Örgütsel özdeşleşme, çalışanların, çalıştıkları örgüt ve kurumları tanımlamakta kullandıkları kavramlarla kendilerini ne derece tanımladıklarının bir göstergesi ya da örgüt çalışanlarının kendilerini örgütün özellikleriyle aynı şekilde tanımlama derecesi olarak ifade edilmektedir (Dutton, Dukerich ve Harquail, 1994: 239-240). Örgütsel özdeşleşmede örgütün amaçlarıyla bireyin amaçları giderek daha fazla tek bir bütün haline gelmektedir (Asforth ve Mael, 1989: 23).

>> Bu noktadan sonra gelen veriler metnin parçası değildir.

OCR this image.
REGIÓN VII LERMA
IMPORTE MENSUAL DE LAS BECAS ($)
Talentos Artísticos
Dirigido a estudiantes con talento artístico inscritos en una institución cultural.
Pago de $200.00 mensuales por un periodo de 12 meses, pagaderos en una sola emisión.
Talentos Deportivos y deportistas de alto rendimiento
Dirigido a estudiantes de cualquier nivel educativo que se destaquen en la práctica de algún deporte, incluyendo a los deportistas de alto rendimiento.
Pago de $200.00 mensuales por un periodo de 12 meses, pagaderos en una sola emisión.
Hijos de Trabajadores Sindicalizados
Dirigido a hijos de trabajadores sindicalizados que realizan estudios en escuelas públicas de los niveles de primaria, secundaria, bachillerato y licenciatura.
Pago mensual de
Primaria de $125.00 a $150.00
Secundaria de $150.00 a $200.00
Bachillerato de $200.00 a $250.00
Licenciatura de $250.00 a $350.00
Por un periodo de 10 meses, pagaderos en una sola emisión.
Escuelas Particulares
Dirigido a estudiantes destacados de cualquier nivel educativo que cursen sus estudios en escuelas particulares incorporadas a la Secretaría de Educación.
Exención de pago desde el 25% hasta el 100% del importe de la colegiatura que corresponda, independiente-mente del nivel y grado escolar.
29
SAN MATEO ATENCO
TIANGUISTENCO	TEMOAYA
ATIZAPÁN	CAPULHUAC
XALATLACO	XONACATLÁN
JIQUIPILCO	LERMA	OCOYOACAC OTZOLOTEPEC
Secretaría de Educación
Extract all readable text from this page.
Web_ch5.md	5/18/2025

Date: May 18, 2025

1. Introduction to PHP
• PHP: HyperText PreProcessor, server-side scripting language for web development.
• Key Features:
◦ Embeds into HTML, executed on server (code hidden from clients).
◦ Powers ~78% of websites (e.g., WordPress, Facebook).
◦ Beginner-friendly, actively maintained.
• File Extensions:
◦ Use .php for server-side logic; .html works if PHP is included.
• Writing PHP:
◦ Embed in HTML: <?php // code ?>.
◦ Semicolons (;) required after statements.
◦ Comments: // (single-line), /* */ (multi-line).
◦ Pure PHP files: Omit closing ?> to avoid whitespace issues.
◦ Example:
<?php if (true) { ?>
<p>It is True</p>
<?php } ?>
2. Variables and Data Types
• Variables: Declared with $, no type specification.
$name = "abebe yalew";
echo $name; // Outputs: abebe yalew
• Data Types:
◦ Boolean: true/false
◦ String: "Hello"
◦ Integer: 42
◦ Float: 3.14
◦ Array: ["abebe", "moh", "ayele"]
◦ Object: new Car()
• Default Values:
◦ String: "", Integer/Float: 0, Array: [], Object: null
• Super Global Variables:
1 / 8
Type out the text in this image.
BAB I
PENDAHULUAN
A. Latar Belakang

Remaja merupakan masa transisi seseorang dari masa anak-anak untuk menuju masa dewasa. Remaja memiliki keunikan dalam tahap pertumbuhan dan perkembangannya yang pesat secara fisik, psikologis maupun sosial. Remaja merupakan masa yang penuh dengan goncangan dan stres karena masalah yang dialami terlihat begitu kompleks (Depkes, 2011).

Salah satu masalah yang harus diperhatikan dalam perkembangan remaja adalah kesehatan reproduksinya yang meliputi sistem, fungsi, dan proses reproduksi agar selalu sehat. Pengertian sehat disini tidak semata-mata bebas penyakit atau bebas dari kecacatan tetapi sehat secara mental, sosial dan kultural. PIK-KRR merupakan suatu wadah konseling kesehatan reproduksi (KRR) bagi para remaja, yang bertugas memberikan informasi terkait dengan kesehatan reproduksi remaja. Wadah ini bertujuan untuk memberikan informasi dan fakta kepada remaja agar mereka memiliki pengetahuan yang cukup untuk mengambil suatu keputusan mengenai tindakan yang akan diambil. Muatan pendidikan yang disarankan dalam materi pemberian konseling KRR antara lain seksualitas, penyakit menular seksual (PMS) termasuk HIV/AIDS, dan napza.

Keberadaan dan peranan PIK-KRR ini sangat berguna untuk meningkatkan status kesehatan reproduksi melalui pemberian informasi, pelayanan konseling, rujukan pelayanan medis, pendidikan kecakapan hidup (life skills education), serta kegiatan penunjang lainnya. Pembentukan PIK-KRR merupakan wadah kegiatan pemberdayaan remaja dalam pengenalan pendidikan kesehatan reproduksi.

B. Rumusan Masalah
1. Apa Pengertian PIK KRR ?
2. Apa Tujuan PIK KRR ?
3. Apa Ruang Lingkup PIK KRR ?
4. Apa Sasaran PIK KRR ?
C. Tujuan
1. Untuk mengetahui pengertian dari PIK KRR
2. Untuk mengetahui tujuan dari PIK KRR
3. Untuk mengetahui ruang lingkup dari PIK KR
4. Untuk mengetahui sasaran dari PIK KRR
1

Günümüzde örgütler de çalışanlarından örgütü bireysel kimlikleri ile özdeşleştirecek ölçüde benimsemelerini istemekte ve işyerini sevme, sadakat duygusuna sahip olma ve işyerinden ayrılma niyetine sahip olmama gibi bir takım duyguların ötesine geçmelerini beklemektedir (Polat ve Meydan, 2011:155). Çalışanlar da örgütü ve buna bağlı olarak kendilerini olumlu şekilde yansıtacağına inandıkları davranışlara yönelmek istemektedirler (Riordan, Gatewood ve Bill, 1997: 403).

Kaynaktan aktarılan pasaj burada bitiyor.